Privatização não preocupa famílias
Mesmo com o perigo representado pelas barracas instaladas às margens da BR-376, e a irregularidade da ocupação da faixa de domínio da rodovia, o escritório regional do Departamento Nacional de Estradas de Rodagem (DNER) de Ponta Grossa não irá fazer nada contra os vendedores. É o que garante o engenheiro-chefe Hélio Carlos Madalozo.
Ele afirma que as barracas já estavam montadas quando o DNER assumiu a responsabilidade pela manutenção da BR, em 1988. Anteriormente, a responsabilidade era do governo do Estado. Madalozo disse que o DNER tentou fazer acordo com os comerciantes para a saída da faixa de domínio. Chegamos a solicitar à Polícia Rodoviária Estadual para desimpedir o trecho, mas não fomos bem sucedidos, comenta.

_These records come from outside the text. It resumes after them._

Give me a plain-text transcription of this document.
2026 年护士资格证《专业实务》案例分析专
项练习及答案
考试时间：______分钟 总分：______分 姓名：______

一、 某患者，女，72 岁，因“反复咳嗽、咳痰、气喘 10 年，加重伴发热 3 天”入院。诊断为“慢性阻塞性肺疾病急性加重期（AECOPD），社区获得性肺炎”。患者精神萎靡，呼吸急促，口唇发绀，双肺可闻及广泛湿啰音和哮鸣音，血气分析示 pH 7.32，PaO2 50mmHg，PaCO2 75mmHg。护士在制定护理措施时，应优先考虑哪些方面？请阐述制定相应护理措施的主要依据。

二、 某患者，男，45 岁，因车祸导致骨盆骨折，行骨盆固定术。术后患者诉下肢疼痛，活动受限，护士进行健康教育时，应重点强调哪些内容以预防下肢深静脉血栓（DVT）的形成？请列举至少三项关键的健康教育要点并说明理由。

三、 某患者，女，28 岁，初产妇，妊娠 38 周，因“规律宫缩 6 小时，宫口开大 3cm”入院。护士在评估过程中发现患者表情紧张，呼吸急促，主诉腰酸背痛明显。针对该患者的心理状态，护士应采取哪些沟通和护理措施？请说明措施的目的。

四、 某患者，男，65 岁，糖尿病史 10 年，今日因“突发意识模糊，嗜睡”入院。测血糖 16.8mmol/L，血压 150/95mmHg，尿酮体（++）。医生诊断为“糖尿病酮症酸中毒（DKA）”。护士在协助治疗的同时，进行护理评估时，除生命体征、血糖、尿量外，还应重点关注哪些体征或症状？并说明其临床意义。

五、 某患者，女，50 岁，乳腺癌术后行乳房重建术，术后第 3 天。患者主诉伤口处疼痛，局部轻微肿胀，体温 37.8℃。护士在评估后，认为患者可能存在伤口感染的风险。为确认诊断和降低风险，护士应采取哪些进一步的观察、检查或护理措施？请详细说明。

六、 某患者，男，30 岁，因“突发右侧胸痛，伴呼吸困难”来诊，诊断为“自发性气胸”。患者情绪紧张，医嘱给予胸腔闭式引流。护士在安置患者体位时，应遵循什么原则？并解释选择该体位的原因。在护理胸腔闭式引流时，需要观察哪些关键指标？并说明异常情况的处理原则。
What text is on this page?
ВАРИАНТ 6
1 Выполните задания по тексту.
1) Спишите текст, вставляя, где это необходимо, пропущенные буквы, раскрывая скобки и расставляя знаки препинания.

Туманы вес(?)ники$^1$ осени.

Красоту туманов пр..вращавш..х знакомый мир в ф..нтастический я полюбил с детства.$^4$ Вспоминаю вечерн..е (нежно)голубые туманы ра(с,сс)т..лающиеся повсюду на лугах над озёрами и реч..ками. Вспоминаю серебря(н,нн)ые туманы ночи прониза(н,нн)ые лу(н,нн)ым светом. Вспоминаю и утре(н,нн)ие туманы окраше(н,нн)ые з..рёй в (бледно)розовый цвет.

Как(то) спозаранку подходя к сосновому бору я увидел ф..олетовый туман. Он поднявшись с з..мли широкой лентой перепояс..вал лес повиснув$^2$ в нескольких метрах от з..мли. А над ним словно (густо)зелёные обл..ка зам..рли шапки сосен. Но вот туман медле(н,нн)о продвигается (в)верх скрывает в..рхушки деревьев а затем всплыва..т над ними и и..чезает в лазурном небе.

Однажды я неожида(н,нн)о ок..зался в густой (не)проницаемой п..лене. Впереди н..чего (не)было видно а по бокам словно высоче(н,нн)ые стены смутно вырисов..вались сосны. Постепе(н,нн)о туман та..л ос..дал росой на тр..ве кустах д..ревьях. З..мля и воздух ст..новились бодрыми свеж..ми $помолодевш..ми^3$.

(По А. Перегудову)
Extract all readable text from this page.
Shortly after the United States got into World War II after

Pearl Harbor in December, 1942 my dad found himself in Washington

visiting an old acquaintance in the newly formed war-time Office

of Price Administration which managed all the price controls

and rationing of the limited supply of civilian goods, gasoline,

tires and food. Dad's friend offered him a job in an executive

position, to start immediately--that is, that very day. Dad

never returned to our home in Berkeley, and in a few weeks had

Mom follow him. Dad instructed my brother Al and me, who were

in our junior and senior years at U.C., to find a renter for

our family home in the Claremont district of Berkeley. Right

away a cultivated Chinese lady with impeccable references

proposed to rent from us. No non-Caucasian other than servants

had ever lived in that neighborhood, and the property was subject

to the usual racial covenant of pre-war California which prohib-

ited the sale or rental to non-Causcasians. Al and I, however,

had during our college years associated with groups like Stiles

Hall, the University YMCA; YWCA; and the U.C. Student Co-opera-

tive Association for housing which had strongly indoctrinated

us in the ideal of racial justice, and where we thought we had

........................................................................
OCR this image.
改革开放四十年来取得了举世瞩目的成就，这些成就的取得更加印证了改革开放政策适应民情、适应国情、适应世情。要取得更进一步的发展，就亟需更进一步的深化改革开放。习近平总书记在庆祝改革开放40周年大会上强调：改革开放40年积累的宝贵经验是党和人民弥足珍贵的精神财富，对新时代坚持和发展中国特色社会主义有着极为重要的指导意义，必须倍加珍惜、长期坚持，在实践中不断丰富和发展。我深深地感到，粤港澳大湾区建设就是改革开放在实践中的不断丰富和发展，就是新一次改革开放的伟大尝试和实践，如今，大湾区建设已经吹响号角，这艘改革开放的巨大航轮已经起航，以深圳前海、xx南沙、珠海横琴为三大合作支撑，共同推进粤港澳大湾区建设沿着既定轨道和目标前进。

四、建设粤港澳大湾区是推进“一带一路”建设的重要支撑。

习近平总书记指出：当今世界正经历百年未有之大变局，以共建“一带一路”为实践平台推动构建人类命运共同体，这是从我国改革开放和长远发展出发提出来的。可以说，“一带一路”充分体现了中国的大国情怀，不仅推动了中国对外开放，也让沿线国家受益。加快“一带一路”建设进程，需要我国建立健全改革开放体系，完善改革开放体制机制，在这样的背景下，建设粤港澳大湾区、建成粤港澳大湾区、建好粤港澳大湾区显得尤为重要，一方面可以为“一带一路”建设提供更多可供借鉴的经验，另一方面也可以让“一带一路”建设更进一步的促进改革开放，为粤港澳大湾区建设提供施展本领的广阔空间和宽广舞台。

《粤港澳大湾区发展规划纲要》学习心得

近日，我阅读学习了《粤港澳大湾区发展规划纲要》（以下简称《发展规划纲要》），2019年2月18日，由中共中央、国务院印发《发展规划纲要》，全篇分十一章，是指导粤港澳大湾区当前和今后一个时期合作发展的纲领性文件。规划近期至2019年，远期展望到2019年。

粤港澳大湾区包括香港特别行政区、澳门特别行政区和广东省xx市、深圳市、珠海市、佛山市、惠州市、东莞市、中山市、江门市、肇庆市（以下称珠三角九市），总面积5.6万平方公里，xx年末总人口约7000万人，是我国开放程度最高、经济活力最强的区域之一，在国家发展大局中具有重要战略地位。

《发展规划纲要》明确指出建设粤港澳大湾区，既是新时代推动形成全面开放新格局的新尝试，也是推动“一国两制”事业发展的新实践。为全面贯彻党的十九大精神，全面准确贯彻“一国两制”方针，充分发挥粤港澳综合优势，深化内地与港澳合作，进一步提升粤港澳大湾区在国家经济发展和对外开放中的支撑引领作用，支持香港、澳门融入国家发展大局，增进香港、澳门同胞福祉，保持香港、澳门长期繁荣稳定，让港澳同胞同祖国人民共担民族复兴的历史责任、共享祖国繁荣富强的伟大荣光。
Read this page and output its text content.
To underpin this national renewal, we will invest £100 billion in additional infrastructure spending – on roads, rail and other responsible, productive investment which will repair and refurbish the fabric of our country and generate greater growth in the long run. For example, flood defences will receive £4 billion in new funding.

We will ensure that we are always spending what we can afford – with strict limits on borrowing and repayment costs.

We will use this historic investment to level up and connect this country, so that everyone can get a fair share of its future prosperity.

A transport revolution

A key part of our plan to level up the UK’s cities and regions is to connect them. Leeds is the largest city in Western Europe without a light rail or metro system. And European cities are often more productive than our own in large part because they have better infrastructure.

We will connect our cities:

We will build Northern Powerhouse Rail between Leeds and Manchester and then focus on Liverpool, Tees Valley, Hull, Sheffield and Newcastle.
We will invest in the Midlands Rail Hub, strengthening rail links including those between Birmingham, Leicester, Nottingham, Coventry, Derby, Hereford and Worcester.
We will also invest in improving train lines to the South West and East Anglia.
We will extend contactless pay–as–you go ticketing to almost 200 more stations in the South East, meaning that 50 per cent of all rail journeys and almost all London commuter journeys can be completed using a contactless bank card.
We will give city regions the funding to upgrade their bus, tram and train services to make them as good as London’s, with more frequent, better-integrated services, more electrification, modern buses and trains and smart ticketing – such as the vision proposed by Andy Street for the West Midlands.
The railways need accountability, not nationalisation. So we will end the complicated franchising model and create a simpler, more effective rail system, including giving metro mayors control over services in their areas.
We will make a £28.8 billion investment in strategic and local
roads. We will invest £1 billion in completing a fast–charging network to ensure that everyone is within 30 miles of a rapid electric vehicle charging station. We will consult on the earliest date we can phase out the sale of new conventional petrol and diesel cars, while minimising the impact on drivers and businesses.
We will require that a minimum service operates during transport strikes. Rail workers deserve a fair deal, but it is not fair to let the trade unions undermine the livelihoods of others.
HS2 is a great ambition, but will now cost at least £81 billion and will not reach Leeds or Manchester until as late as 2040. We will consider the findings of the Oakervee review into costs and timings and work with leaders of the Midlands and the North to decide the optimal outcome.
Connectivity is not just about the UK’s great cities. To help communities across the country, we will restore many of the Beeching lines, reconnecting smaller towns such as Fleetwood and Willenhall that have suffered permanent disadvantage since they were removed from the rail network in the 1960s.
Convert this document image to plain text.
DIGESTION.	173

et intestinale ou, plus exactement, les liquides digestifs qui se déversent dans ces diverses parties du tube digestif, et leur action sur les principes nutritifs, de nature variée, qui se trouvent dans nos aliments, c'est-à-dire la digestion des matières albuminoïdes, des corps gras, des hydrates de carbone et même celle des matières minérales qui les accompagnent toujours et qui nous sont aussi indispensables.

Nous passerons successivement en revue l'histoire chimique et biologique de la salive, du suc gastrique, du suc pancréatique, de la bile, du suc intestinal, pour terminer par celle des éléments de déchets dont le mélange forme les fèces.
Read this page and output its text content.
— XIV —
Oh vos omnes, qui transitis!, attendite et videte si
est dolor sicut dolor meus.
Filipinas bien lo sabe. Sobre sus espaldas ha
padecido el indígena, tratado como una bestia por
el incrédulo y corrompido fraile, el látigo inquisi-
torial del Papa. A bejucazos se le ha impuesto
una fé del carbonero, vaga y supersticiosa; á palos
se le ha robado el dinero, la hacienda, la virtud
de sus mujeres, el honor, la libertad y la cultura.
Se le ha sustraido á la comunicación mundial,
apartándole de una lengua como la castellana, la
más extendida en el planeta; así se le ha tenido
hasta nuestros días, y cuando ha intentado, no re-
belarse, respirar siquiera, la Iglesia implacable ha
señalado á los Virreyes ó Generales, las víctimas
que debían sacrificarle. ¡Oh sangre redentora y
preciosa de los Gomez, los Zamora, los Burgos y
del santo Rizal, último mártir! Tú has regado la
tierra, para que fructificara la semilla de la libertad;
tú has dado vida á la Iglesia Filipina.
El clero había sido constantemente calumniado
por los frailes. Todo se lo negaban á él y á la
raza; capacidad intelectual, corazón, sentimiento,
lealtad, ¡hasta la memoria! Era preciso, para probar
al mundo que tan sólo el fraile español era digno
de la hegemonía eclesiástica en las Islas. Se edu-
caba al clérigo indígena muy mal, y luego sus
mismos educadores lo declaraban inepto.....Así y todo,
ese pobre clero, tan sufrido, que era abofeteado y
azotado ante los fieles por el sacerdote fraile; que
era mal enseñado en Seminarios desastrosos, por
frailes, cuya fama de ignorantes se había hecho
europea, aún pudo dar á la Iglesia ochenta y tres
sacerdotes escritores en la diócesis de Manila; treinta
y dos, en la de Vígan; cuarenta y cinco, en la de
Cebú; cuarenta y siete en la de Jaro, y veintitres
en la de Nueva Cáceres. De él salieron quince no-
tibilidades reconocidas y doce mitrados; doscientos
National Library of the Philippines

Madalozo acredita que o tempo em que os comerciantes estão instalados irregularmente, faz com que fiquem mais hostis. Na época, comunicamos o DNER em Curitiba. Mas a nossa prioridade é a recuperação da estrada e não a retirada destas família. Só poderíamos pensar no que fazer com os invasores, depois que a estrada ficar boa, ressalta.
Para o engenheiro-chefe, a falta de recursos do Governo Federal tem emperrado os trabalhos na região. Dependemos do orçamento da União, que sempre tem cortes. Depois de definidos os recursos, a liberação é demorada. Aí não temos como aplicar da forma como necessitamos, desabafa. O DNER tem por meta melhorar o nível de conservação da rodovia para depois se preocupar com os comerciantes.
O Ministério dos Transportes e o governo do Estado assinaram, em outubro, um convênio cedendo ao Estado as rodovias federais do Paraná, que compõem o anel de integração rodoviário. Madalozo garante que, apesar de a conservação da rodovia já estar sob controle do governo estadual, o DNER não deixará os trabalhos na estrada imediatamente.
No projeto do governador Jaime Lerner, o Estado pretende ceder a rodovia à iniciativa privada, que explorará o trecho e, em contrapartida, dará manutenção. No projeto também consta a duplicação do trecho, ligando o Norte ao Sul do Estado.
As famílias de comerciantes instaladas às margens da BR-376 não estão preocupadas com a privatização e não acreditam que a duplicação e a retirada deles da rodovia aconteçam imediatamente.